November 25, 2003

Forsyth on Bush

I've always loved Forsyth as an author, and now it turns out he's got political sense as well.

London's Guardian yesterday published a series of open letters to the president from various Englishmen and Americans. Many were hostile--the Guardian is a left-wing paper--but we like this one from novelist Frederick Forsyth (ellipsis in original):

You will find yourself assailed on every hand by some pretty pretentious characters collectively known as the British left. They traditionally believe they have a monopoly on morality and that your recent actions preclude you from the club. You opposed and destroyed the world's most blood-encrusted dictator. This is quite unforgivable.

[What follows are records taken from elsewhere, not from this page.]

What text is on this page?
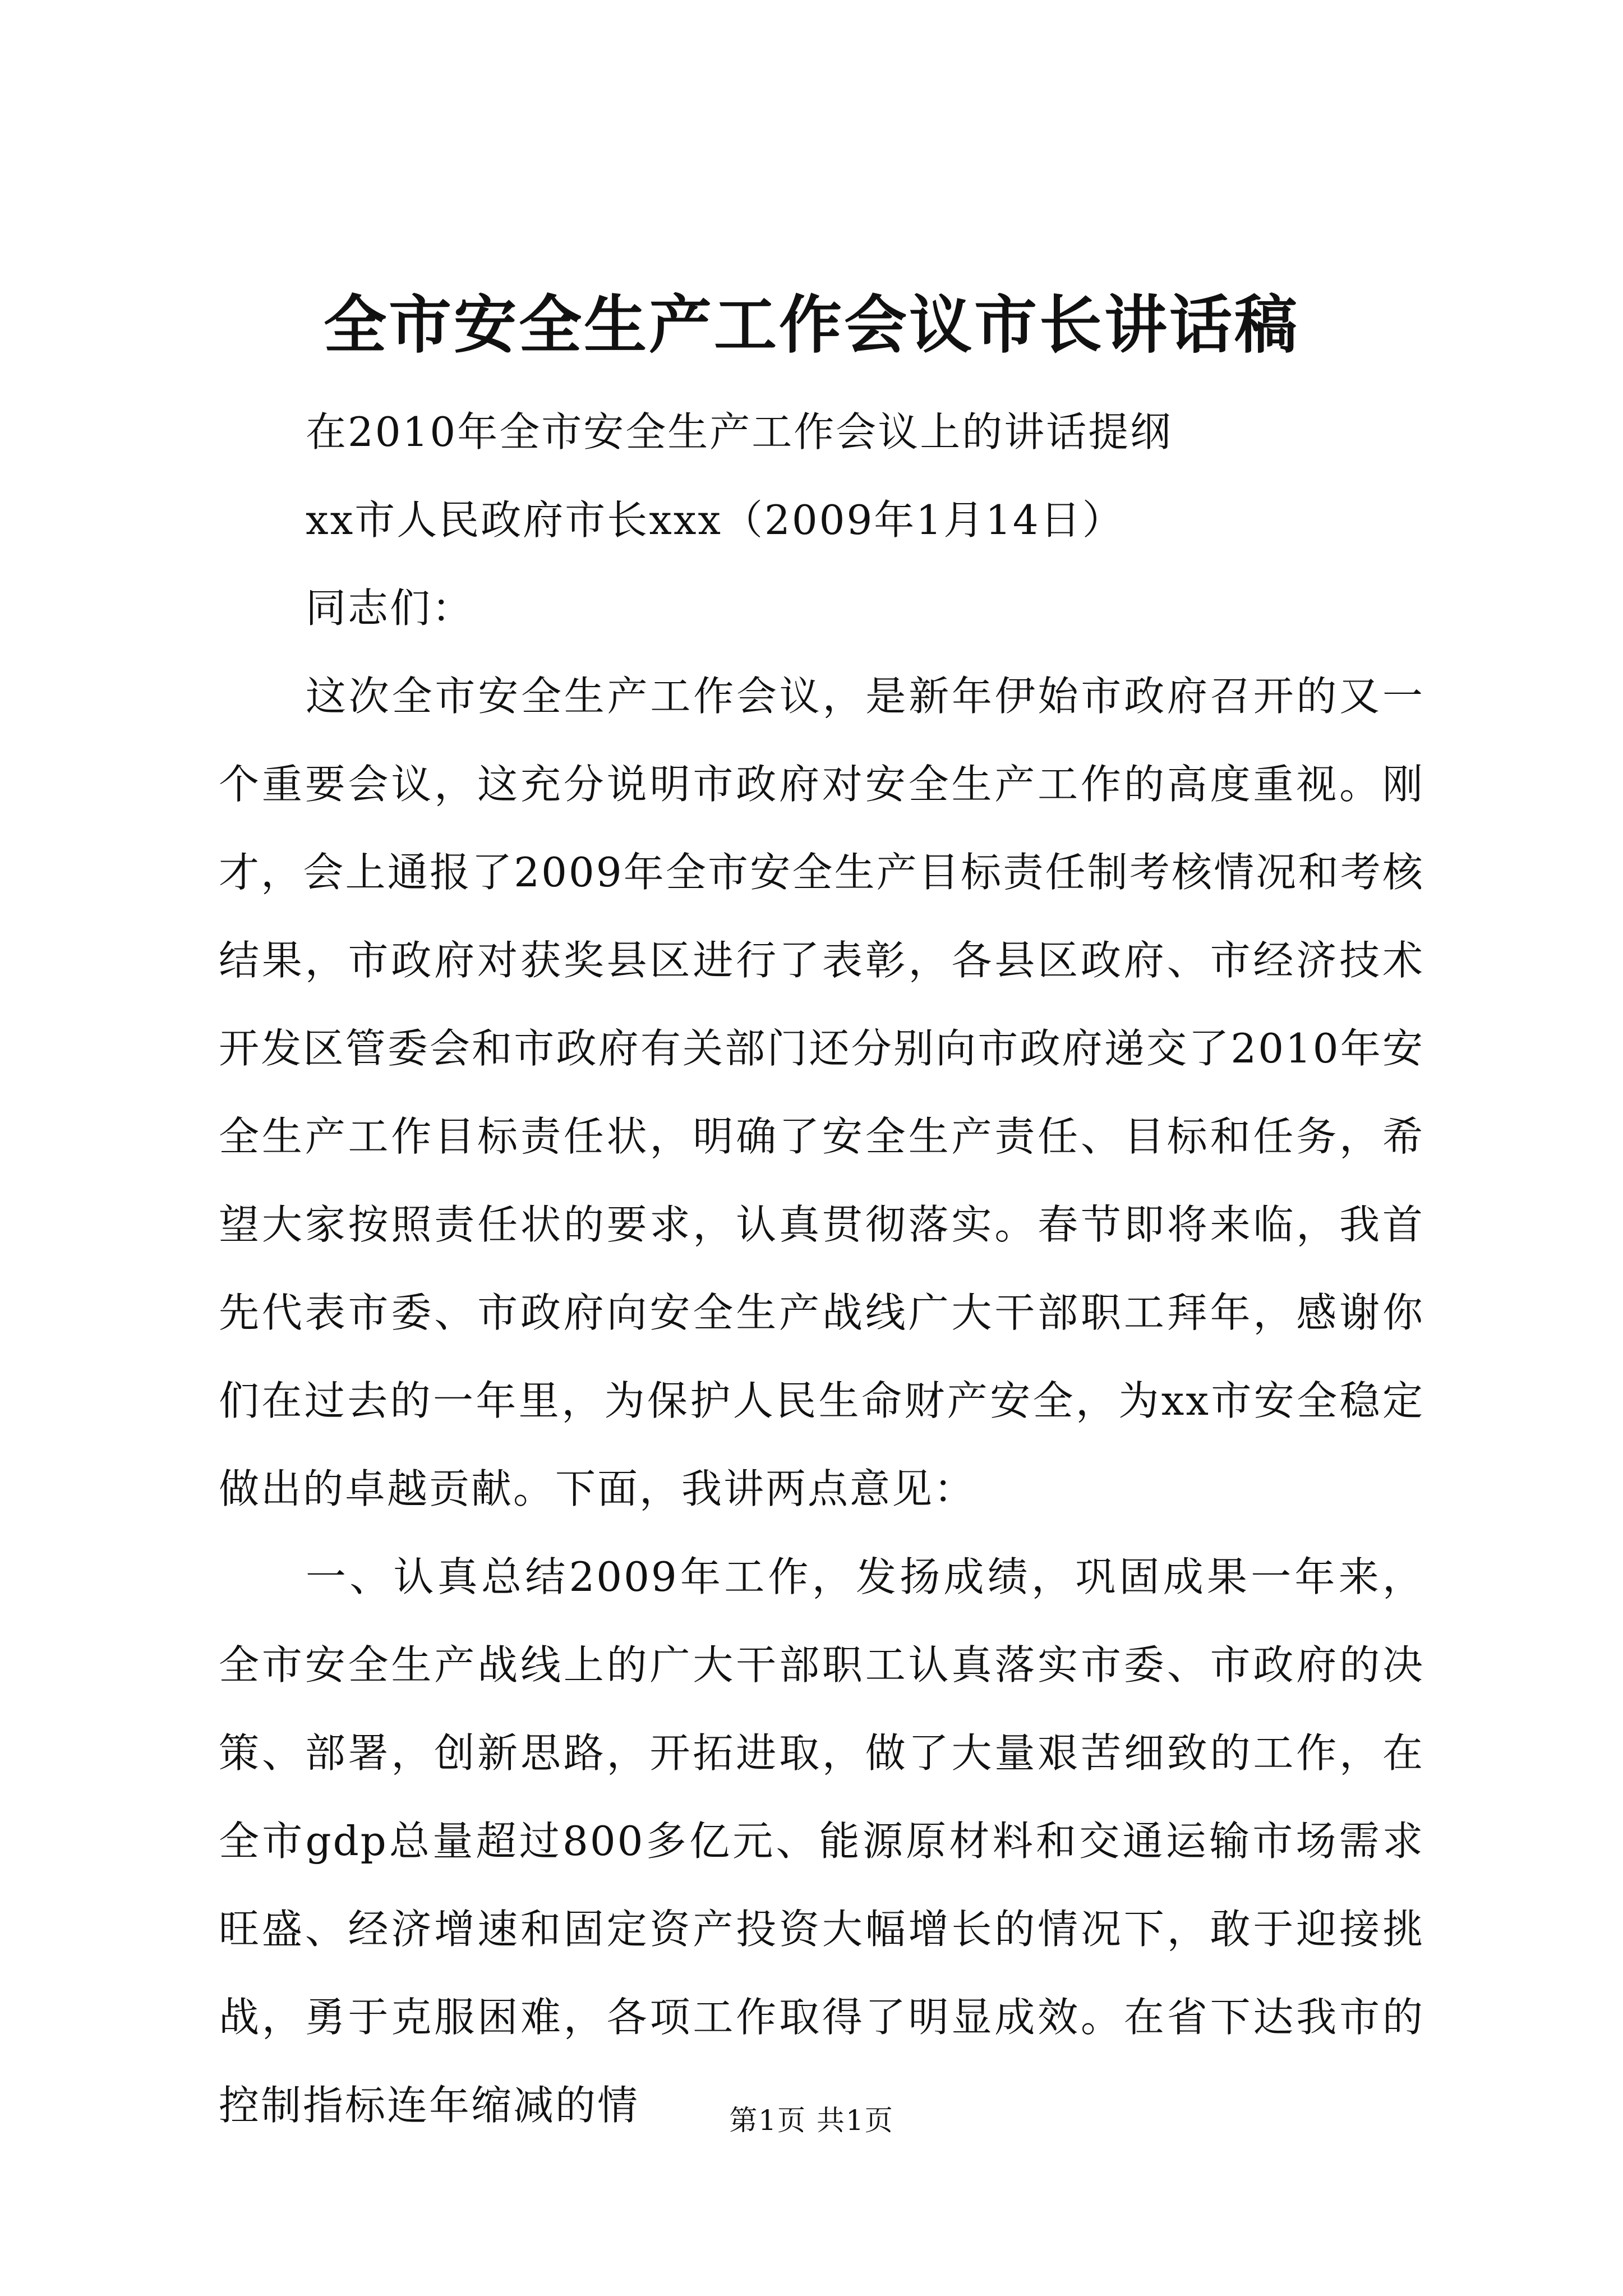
全市安全生产工作会议市长讲话稿

在2010年全市安全生产工作会议上的讲话提纲

xx市人民政府市长xxx（2009年1月14日）

同志们：

这次全市安全生产工作会议，是新年伊始市政府召开的又一个重要会议，这充分说明市政府对安全生产工作的高度重视。刚才，会上通报了2009年全市安全生产目标责任制考核情况和考核结果，市政府对获奖县区进行了表彰，各县区政府、市经济技术开发区管委会和市政府有关部门还分别向市政府递交了2010年安全生产工作目标责任状，明确了安全生产责任、目标和任务，希望大家按照责任状的要求，认真贯彻落实。春节即将来临，我首先代表市委、市政府向安全生产战线广大干部职工拜年，感谢你们在过去的一年里，为保护人民生命财产安全，为xx市安全稳定做出的卓越贡献。下面，我讲两点意见：

一、认真总结2009年工作，发扬成绩，巩固成果一年来，全市安全生产战线上的广大干部职工认真落实市委、市政府的决策、部署，创新思路，开拓进取，做了大量艰苦细致的工作，在全市gdp总量超过800多亿元、能源原材料和交通运输市场需求旺盛、经济增速和固定资产投资大幅增长的情况下，敢于迎接挑战，勇于克服困难，各项工作取得了明显成效。在省下达我市的控制指标连年缩减的情	第1页 共1页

I beg you to take no notice. The British left intermittently erupts like a pustule upon the buttock of a rather good country. Seventy years ago it opposed mobilisation against Adolf Hitler and worshipped the other genocide, Josef Stalin.

It has marched for Mao, Ho Chi Minh, Khrushchev, Brezhnev and Andropov. It has slobbered over Ceausescu and Mugabe. It has demonstrated against everything and everyone American for a century. Broadly speaking, it hates your country first, mine second.

Eleven years ago something dreadful happened. Maggie was ousted, Ronald retired, the Berlin wall fell and Gorby abolished communism. All the left's idols fell and its demons retired. For a decade there was nothing really to hate. But thank the Lord for his limitless mercy. Now they can applaud Saddam, Bin Laden, Kim Jong-Il . . . and hate a God-fearing Texan. So hallelujah and have a good time.

Posted by Owen at November 25, 2003 06:10 PM | TrackBack
Comments

I actually liked this one better:

Many Americans will be nervously peeking at the TV news from between our tightly crossed fingers and praying that you don't utterly disgrace us. Don't go all folksy and Texan, thanking Tony Blair for his friendship. He has enough to deal with already in the Labour party without receiving any more public kisses of political death from you. Don't interrupt when someone is asking you a question. Try not to puke on the Queen.

And of course, there was that story about the pilot who had his life destroyed for no reason -- collateral damage in the war on terror -- similar to the story of the Canadian businessman who got sent to Syria to be tortured. But then, no sacrifice is too great to eradicate the enimies of all that's good and pure, right ?

Posted by: Bugmaster at November 26, 2003 09:14 AM

Well, there isn't a sacrifice too great. The problem lies with who determines "good and pure." Frankly, with the exception of very few (I could probably count them on one hand - and most are dead now), nobody is equipped to correctly make that determination.

Wow...I think that's the most depressing thing I've ever written.